In August, the industry generated more than $113 million in sales. As part of the amendment voters passed, after expenses are paid, the revenue goes toward the Missouri Veterans Commission.
“We have transferred $2.1 million over to the veterans,” Fraker said. “We did that last year, and we are getting ready to make a transfer much bigger than that one.”
Fraker said the department will release the total later this month when they transfer over the money. There’s an additional 4% sales tax on all medical marijuana products purchased in Missouri.
Currently, only half of the number of cultivators are producing in the state, and Fraker said some of the delay is due to the pandemic. He said 29 are open currently, and the goal is 63 locations, which he expects a majority of those to come online in the next three months.
“Being able to get equipment, being able to get building materials, delays with some city governments and things like that,” Fraker said. “There’s quite a lot of product being harvested out there today, and it’s serving those 142 dispensaries. Plus, we have about 40 manufacturers that are operating out of the 86.”
In total, there are 248 facilities involved in Missouri’s medical cannabis industry that serve roughly 134,000 patients. Fraker said he also expects that number to rise to about 180,000 over the next year.
Starting this year, patients are allowed to have their own home-cultivation as long as all seeds are purchased from a dispensary. Patients can have up to 18 plants in their home at one time, but only six mature plants that are producing.

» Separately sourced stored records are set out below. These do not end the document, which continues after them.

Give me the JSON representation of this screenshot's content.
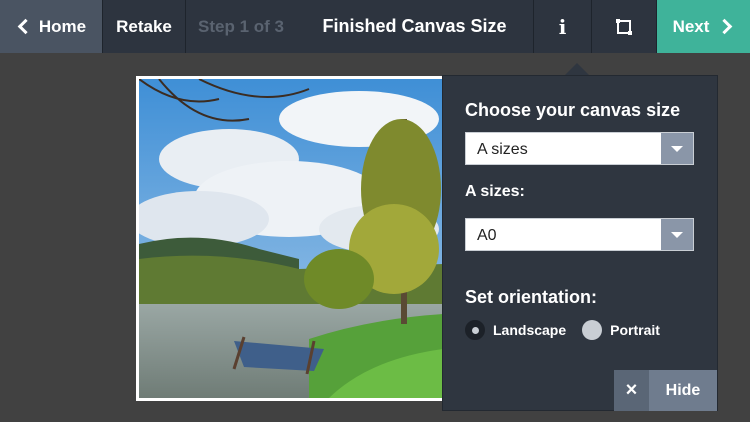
{
  "toolbar": {
    "home_label": "Home",
    "retake_label": "Retake",
    "step_label": "Step 1 of 3",
    "title": "Finished Canvas Size",
    "next_label": "Next",
    "info_icon": "info-icon",
    "crop_icon": "crop-icon"
  },
  "panel": {
    "canvas_heading": "Choose your canvas size",
    "size_type_value": "A sizes",
    "sizes_heading": "A sizes:",
    "size_value": "A0",
    "orientation_heading": "Set orientation:",
    "orientation_options": [
      "Landscape",
      "Portrait"
    ],
    "orientation_selected": "Landscape",
    "hide_label": "Hide",
    "hide_icon": "×"
  },
  "colors": {
    "next_accent": "#3fb39a",
    "toolbar_bg": "#2d343f",
    "panel_bg": "#2f3640"
  }
}
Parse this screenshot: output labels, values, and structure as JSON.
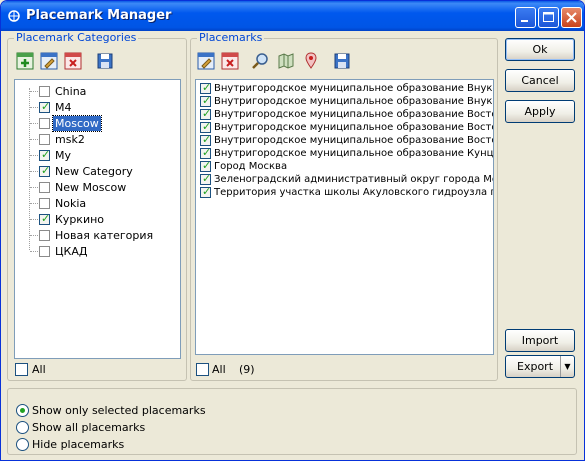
{
  "window": {
    "title": "Placemark Manager"
  },
  "categories": {
    "legend": "Placemark Categories",
    "items": [
      {
        "label": "China",
        "checked": false,
        "selected": false
      },
      {
        "label": "M4",
        "checked": true,
        "selected": false
      },
      {
        "label": "Moscow",
        "checked": false,
        "selected": true
      },
      {
        "label": "msk2",
        "checked": false,
        "selected": false
      },
      {
        "label": "My",
        "checked": true,
        "selected": false
      },
      {
        "label": "New Category",
        "checked": true,
        "selected": false
      },
      {
        "label": "New Moscow",
        "checked": false,
        "selected": false
      },
      {
        "label": "Nokia",
        "checked": false,
        "selected": false
      },
      {
        "label": "Куркино",
        "checked": true,
        "selected": false
      },
      {
        "label": "Новая категория",
        "checked": false,
        "selected": false
      },
      {
        "label": "ЦКАД",
        "checked": false,
        "selected": false
      }
    ],
    "all_label": "All"
  },
  "placemarks": {
    "legend": "Placemarks",
    "items": [
      {
        "label": "Внутригородское муниципальное образование Внуково",
        "checked": true
      },
      {
        "label": "Внутригородское муниципальное образование Внуково",
        "checked": true
      },
      {
        "label": "Внутригородское муниципальное образование Восточное",
        "checked": true
      },
      {
        "label": "Внутригородское муниципальное образование Восточное",
        "checked": true
      },
      {
        "label": "Внутригородское муниципальное образование Восточное",
        "checked": true
      },
      {
        "label": "Внутригородское муниципальное образование Кунцево",
        "checked": true
      },
      {
        "label": "Город Москва",
        "checked": true
      },
      {
        "label": "Зеленоградский административный округ города Москвы",
        "checked": true
      },
      {
        "label": "Территория участка школы Акуловского гидроузла пл",
        "checked": true
      }
    ],
    "all_label": "All",
    "count": "(9)"
  },
  "buttons": {
    "ok": "Ok",
    "cancel": "Cancel",
    "apply": "Apply",
    "import": "Import",
    "export": "Export"
  },
  "display_options": {
    "items": [
      {
        "label": "Show only selected placemarks",
        "selected": true
      },
      {
        "label": "Show all placemarks",
        "selected": false
      },
      {
        "label": "Hide placemarks",
        "selected": false
      }
    ]
  },
  "colors": {
    "title_bar": "#0058ee",
    "selection": "#316ac5",
    "legend_text": "#0046d5",
    "check_mark": "#21a121"
  }
}
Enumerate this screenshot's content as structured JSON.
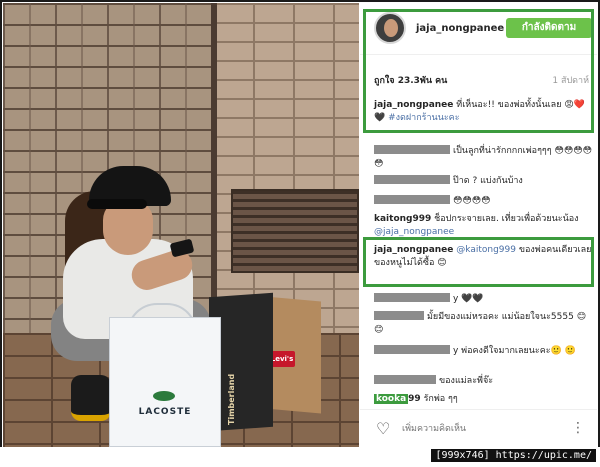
{
  "header": {
    "username": "jaja_nongpanee",
    "follow_label": "กำลังติดตาม"
  },
  "post": {
    "likes": "ถูกใจ 23.3พัน คน",
    "time": "1 สัปดาห์"
  },
  "caption": {
    "user": "jaja_nongpanee",
    "text": "ที่เห็นอะ!! ของพ่อทั้งนั้นเลย 😡❤️🖤",
    "hashtag": "#งดฝากร้านนะคะ"
  },
  "comments": [
    {
      "user": "",
      "text": "เป็นลูกที่น่ารักกกกเพ่อๆๆๆ 😳😳😳😳😳"
    },
    {
      "user": "",
      "text": "ป๊าด ? แบ่งกันบ้าง"
    },
    {
      "user": "",
      "text": "😳😳😳😳"
    },
    {
      "user": "kaitong999",
      "text": "ช็อปกระจายเลย. เที่ยวเพื่อด้วยนะน้อง",
      "mention": "@jaja_nongpanee"
    },
    {
      "user": "jaja_nongpanee",
      "mention": "@kaitong999",
      "text": "ของพ่อคนเดียวเลย ของหนูไม่ได้ซื้อ 😊"
    },
    {
      "user": "",
      "text": "y 🖤🖤"
    },
    {
      "user": "",
      "text": "มั้ยมีของแม่หรอคะ แม่น้อยใจนะ5555 😊😊"
    },
    {
      "user": "",
      "text": "y พ่อคงดีใจมากเลยนะคะ🙂 🙂"
    },
    {
      "user": "",
      "text": "ของแม่ละพี่จ๊ะ"
    },
    {
      "user": "kooka",
      "suffix": "99",
      "text": "รักพ่อ ๆๆ"
    }
  ],
  "footer": {
    "placeholder": "เพิ่มความคิดเห็น",
    "more_icon": "more-options-icon",
    "heart_icon": "heart-icon"
  },
  "photo": {
    "bag_lacoste": "LACOSTE",
    "bag_timberland": "Timberland",
    "bag_levis": "Levi's"
  },
  "watermark": "[999x746] https://upic.me/",
  "colors": {
    "follow_button": "#6cc24a",
    "highlight": "#3c9b3e",
    "link": "#4a6fa5"
  }
}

“There’s not any place in the state that’s not accessible within 50 minutes to a dispensary from anywhere in the state,” Fraker said. “We have 348 facilities that we have licensed. Our first goal is to get all 348 of those operating.”

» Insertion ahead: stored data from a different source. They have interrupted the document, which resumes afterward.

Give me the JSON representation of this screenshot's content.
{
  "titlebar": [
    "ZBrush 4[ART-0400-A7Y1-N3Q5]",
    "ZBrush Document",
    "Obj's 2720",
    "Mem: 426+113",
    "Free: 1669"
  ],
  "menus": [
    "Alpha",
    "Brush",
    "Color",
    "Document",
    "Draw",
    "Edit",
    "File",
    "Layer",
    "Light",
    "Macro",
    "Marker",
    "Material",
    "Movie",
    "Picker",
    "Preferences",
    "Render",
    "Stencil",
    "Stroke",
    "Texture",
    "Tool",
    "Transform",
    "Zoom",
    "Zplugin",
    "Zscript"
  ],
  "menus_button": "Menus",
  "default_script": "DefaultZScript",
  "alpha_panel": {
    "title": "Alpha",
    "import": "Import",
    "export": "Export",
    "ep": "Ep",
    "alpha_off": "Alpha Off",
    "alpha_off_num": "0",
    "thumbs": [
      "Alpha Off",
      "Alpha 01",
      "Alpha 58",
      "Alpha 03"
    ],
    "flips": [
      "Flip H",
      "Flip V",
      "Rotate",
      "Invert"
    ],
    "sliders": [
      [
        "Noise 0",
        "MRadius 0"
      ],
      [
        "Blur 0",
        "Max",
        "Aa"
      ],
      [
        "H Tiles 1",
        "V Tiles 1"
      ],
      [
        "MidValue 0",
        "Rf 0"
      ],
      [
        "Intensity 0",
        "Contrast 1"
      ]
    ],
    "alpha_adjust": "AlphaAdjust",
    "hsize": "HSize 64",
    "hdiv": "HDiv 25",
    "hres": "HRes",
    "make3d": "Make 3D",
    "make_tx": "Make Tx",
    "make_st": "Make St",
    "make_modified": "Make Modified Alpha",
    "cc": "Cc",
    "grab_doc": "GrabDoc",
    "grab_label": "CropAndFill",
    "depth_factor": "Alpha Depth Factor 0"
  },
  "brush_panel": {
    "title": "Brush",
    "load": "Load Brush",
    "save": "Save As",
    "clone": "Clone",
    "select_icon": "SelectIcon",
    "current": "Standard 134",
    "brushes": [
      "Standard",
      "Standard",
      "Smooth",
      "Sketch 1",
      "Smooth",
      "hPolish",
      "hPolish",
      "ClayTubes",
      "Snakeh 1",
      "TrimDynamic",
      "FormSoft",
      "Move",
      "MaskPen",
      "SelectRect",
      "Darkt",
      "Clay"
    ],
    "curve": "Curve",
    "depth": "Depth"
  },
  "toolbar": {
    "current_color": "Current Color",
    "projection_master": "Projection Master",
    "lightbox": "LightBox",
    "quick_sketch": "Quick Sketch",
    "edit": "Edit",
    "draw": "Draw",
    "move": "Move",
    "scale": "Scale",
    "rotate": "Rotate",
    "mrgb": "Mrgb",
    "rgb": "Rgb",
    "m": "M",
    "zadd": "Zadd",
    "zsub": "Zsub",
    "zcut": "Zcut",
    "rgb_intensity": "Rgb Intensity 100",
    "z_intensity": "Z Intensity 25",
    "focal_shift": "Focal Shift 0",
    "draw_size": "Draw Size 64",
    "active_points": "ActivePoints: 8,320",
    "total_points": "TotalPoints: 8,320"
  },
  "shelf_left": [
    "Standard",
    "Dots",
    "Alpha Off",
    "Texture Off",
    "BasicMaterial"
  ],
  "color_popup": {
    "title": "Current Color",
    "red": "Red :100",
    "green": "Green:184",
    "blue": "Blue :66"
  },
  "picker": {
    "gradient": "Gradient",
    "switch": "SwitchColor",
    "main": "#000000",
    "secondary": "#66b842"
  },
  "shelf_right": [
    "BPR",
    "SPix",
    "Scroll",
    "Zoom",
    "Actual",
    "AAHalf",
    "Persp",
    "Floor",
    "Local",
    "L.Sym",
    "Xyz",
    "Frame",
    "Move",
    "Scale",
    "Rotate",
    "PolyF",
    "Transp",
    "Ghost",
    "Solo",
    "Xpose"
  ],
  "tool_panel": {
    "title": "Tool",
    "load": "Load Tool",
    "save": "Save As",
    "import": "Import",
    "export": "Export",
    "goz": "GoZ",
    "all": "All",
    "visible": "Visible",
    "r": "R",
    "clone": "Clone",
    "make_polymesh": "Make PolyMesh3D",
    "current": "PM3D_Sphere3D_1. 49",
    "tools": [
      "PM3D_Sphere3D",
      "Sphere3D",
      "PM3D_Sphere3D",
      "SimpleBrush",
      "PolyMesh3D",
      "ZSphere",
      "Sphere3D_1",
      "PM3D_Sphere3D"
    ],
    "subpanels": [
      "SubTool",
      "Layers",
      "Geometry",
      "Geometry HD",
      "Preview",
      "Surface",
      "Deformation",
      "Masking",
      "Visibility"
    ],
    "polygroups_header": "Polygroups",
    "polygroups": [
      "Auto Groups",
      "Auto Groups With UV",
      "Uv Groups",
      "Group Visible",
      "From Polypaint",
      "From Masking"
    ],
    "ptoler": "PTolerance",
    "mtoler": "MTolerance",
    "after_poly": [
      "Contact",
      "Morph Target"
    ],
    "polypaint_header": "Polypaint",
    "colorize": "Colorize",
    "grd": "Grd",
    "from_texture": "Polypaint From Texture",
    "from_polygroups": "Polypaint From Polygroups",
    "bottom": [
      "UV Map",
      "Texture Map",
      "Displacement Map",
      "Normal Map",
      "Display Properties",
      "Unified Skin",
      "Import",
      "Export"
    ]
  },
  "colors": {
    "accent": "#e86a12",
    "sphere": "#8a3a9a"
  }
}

Fraker said the governor supported Senate Bill 226, which allowed medical marijuana business owners to deduct their expenses, but there were pieces of the large bill he didn’t agree with.
Veto session starts Sept. 15, and he said if it’s not taken up then, he hopes to address next season.
“It’s a huge burden in Missouri to have to pay tax on the full amount of sales and not just the profit of sales, which is unlike any other business that I know of,” Fraker said. “All other business can deduct their expenses, and you then you pay on the profit.”